President Kagame said that racism should have no room, it doesn’t matter when it happened in the past, or it is happening now but it is wrong because there is no life or race that matters than the other. 

“The story about that therefore is very wrong and whether from the beginning or somewhere in the middle or even now, those lives have mattered, they will matter tomorrow. There is no life that matters more than the other,” 

“I think some people can easily distort that if you are saying that black lives matter, it is as if you are saying other lives don’t matter. I don’t think that is the issue, that is not correct,” 

“I think what people are saying when they say that black lives matter, it’s building on the fact that these black people have been discriminated against. Which should not be the case.
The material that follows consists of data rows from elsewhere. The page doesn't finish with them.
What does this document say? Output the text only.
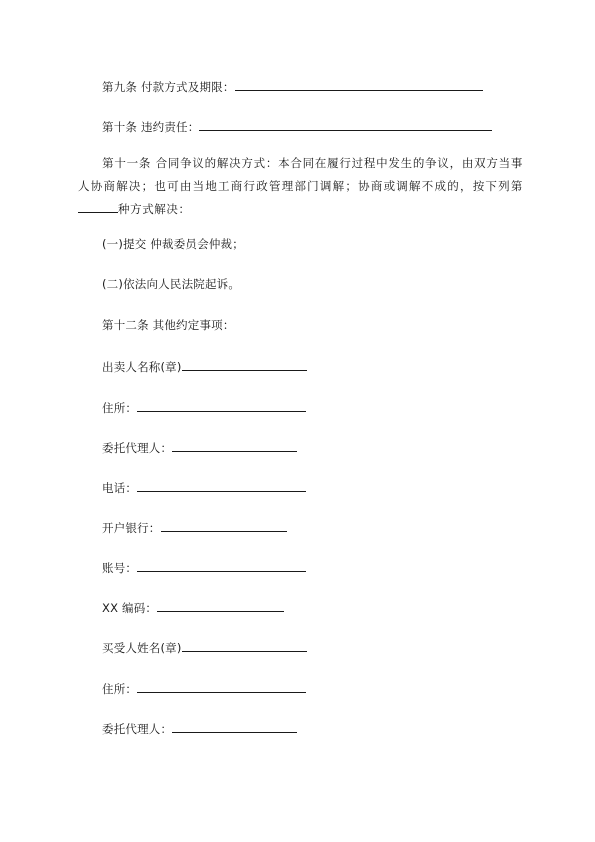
第九条 付款方式及期限：
第十条 违约责任：
第十一条 合同争议的解决方式：本合同在履行过程中发生的争议，由双方当事人协商解决；也可由当地工商行政管理部门调解；协商或调解不成的，按下列第种方式解决：
(一)提交 仲裁委员会仲裁；
(二)依法向人民法院起诉。
第十二条 其他约定事项：
出卖人名称(章)
住所：
委托代理人：
电话：
开户银行：
账号：
XX 编码：
买受人姓名(章)
住所：
委托代理人：
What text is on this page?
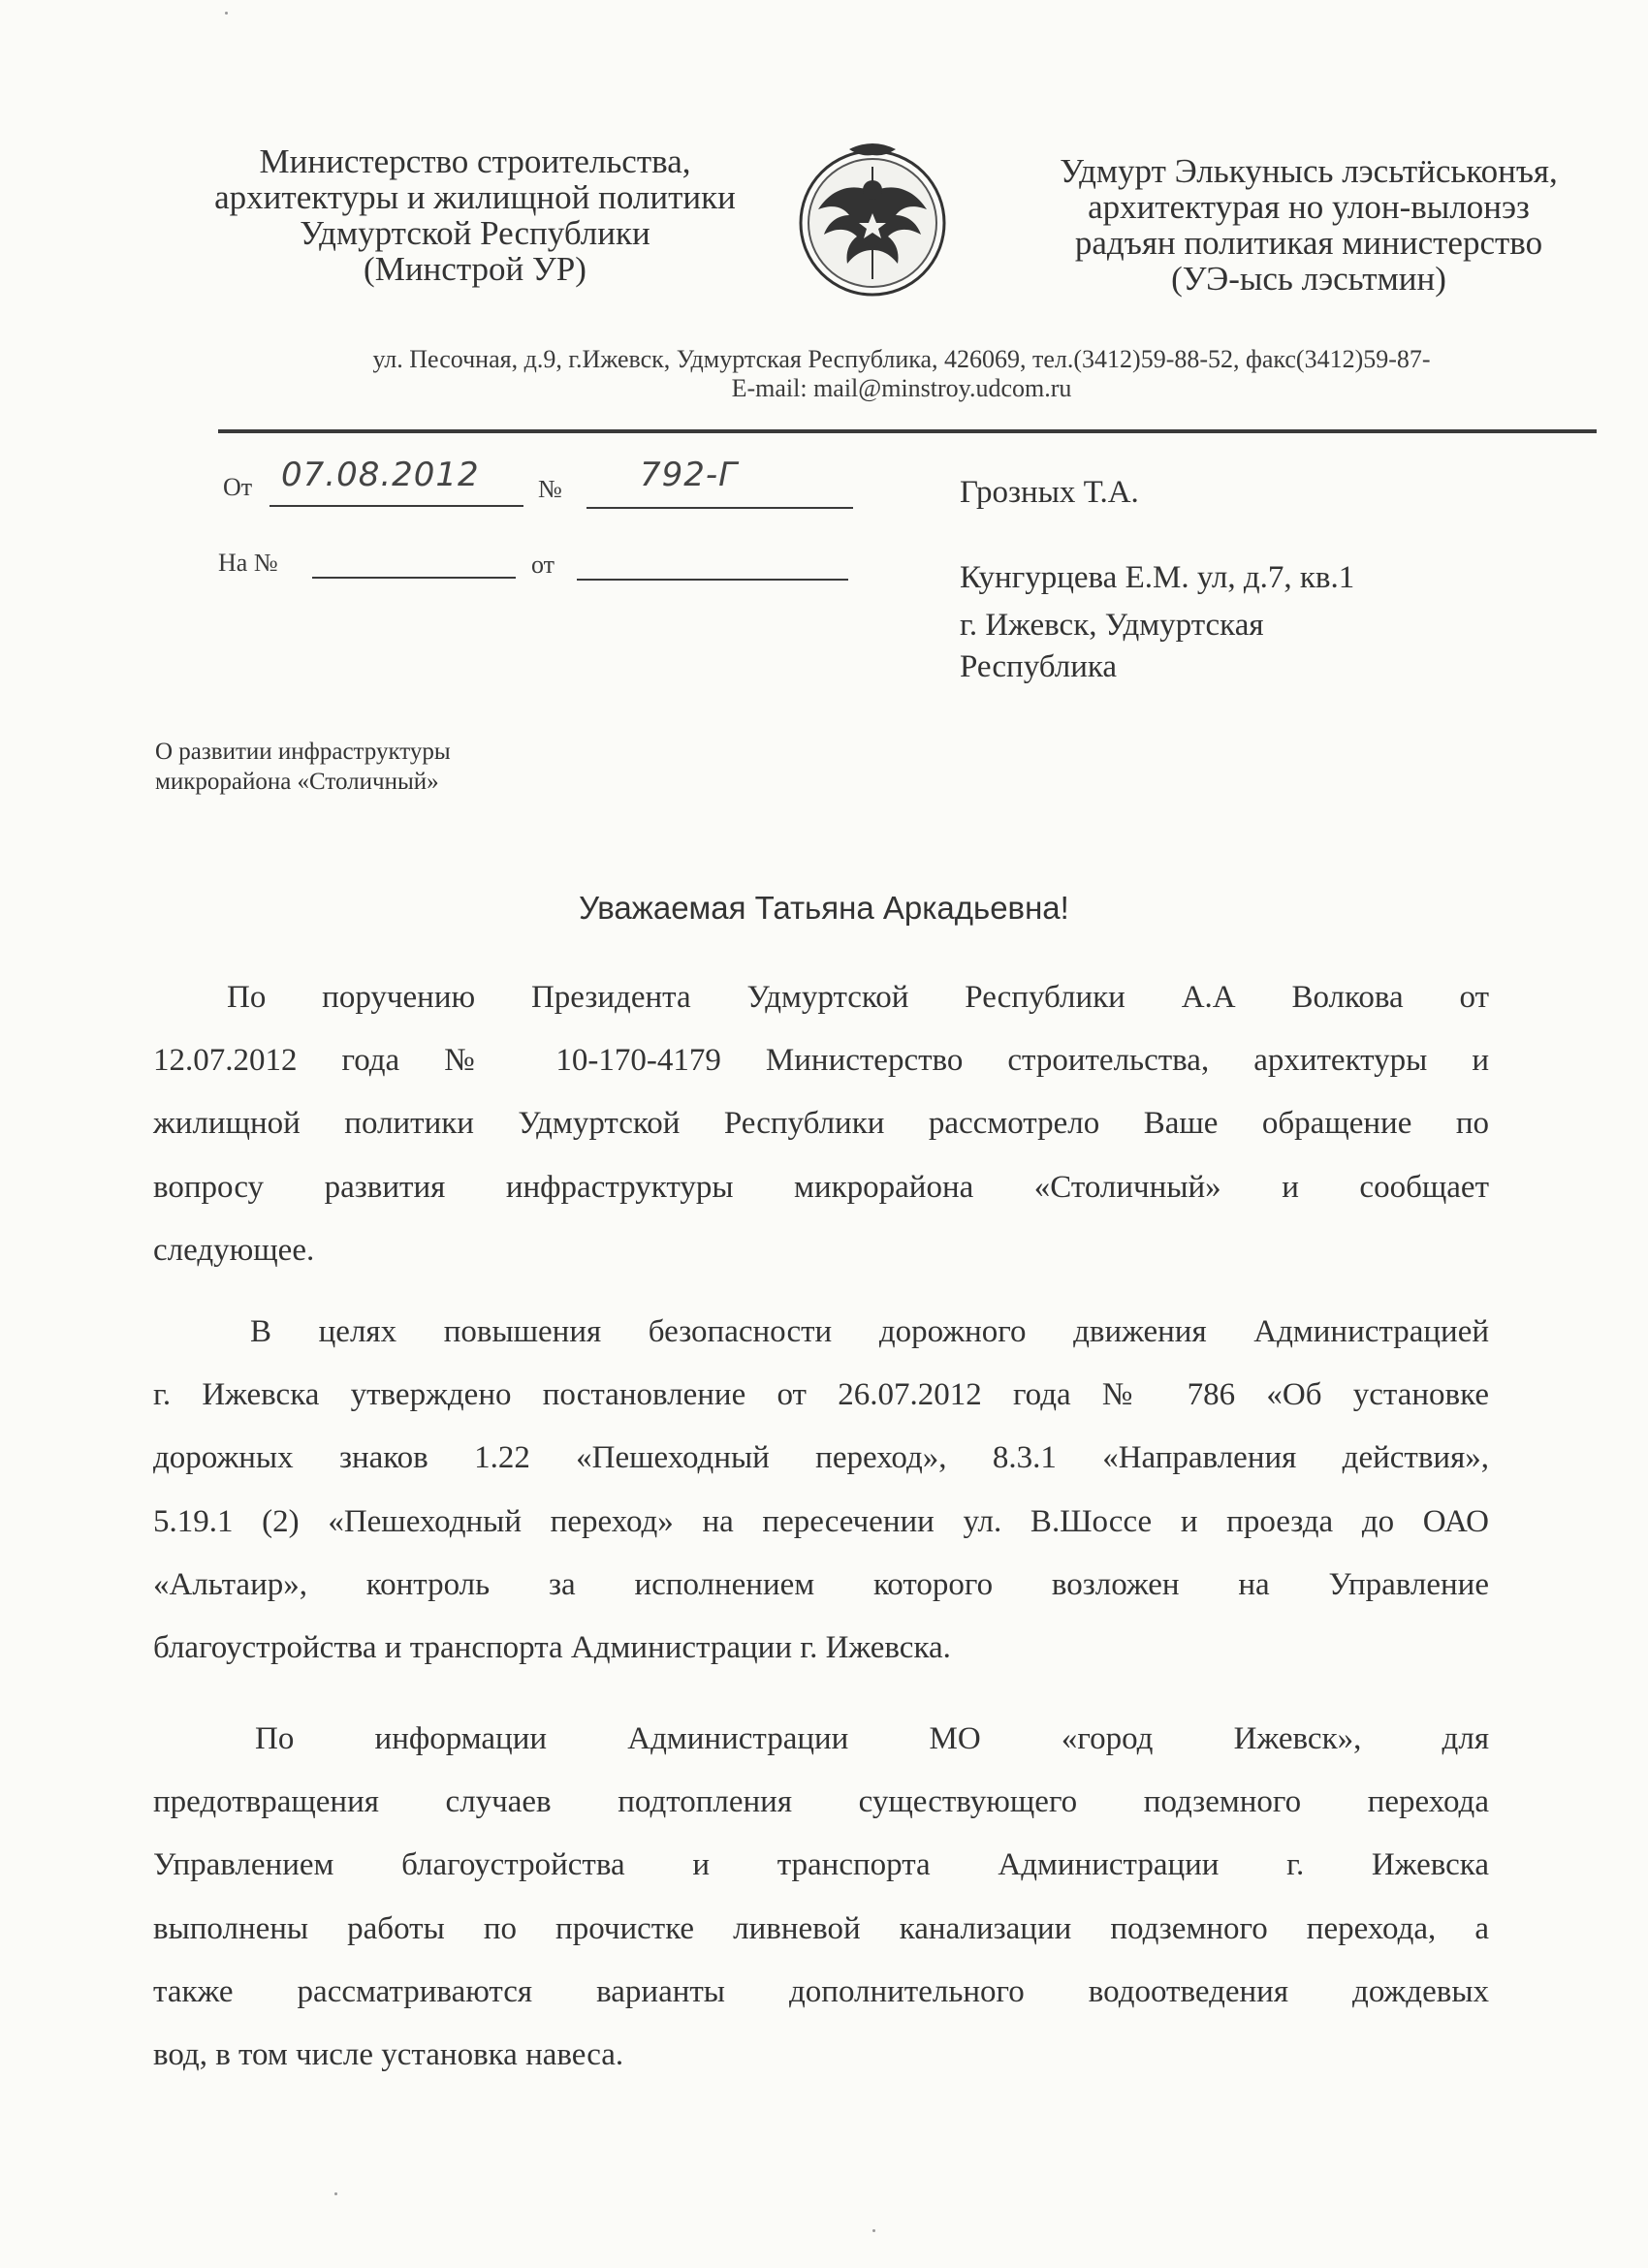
Министерство строительства,
архитектуры и жилищной политики
Удмуртской Республики
(Минстрой УР)
Удмурт Элькунысь лэсьтӥськонъя,
архитектурая но улон-вылонэз
радъян политикая министерство
(УЭ-ысь лэсьтмин)
ул. Песочная, д.9, г.Ижевск, Удмуртская Республика, 426069, тел.(3412)59-88-52, факс(3412)59-87-
E-mail: mail@minstroy.udcom.ru
От 07.08.2012 № 792-Г
На №	от
Грозных Т.А.
Кунгурцева Е.М. ул, д.7, кв.1
г. Ижевск, Удмуртская
Республика
О развитии инфраструктуры
микрорайона «Столичный»
Уважаемая Татьяна Аркадьевна!
По поручению Президента Удмуртской Республики А.А Волкова от
12.07.2012 года № 10-170-4179 Министерство строительства, архитектуры и
жилищной политики Удмуртской Республики рассмотрело Ваше обращение по
вопросу развития инфраструктуры микрорайона «Столичный» и сообщает
следующее.
В целях повышения безопасности дорожного движения Администрацией
г. Ижевска утверждено постановление от 26.07.2012 года № 786 «Об установке
дорожных знаков 1.22 «Пешеходный переход», 8.3.1 «Направления действия»,
5.19.1 (2) «Пешеходный переход» на пересечении ул. В.Шоссе и проезда до ОАО
«Альтаир», контроль за исполнением которого возложен на Управление
благоустройства и транспорта Администрации г. Ижевска.
По информации Администрации МО «город Ижевск», для
предотвращения случаев подтопления существующего подземного перехода
Управлением благоустройства и транспорта Администрации г. Ижевска
выполнены работы по прочистке ливневой канализации подземного перехода, а
также рассматриваются варианты дополнительного водоотведения дождевых
вод, в том числе установка навеса.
The movement started is not the beginning or end of this problem,” 

President Kagame said Black Lives Matter movement is important because it highlights how people have suffered under injustice, under racism, under prejudice. 

“It is calling upon all of us, black, non-black, whatever colour to pay attention,” he said. 

President Kagame emphasised that saying that Black Lives Matter does not mean that other lives don’t matter but rather a reminder that black lives need to be treated better and not be looked at as lesser humans. 

It is the first time President Kagame has spoken about the movement which has continued to shake up things in the U.S and spread to other continents since May. 

The movement has been around since July 2013, when the hashtag #BlackLivesMatter began to trend on social media after the acquittal of George Zimmerman, a Whiteman accused of shooting to death of African-American teen Trayvon Martin in February 2012.

 The movement became nationally recognized for street demonstrations following the 2014 deaths of two African Americans: Michael Brown—resulting in protests and unrest in Ferguson, a city near St. Louis—and Eric Garner in New York City, but it was the killing of Floyd that proved to be a major spark for global recognition of the movement.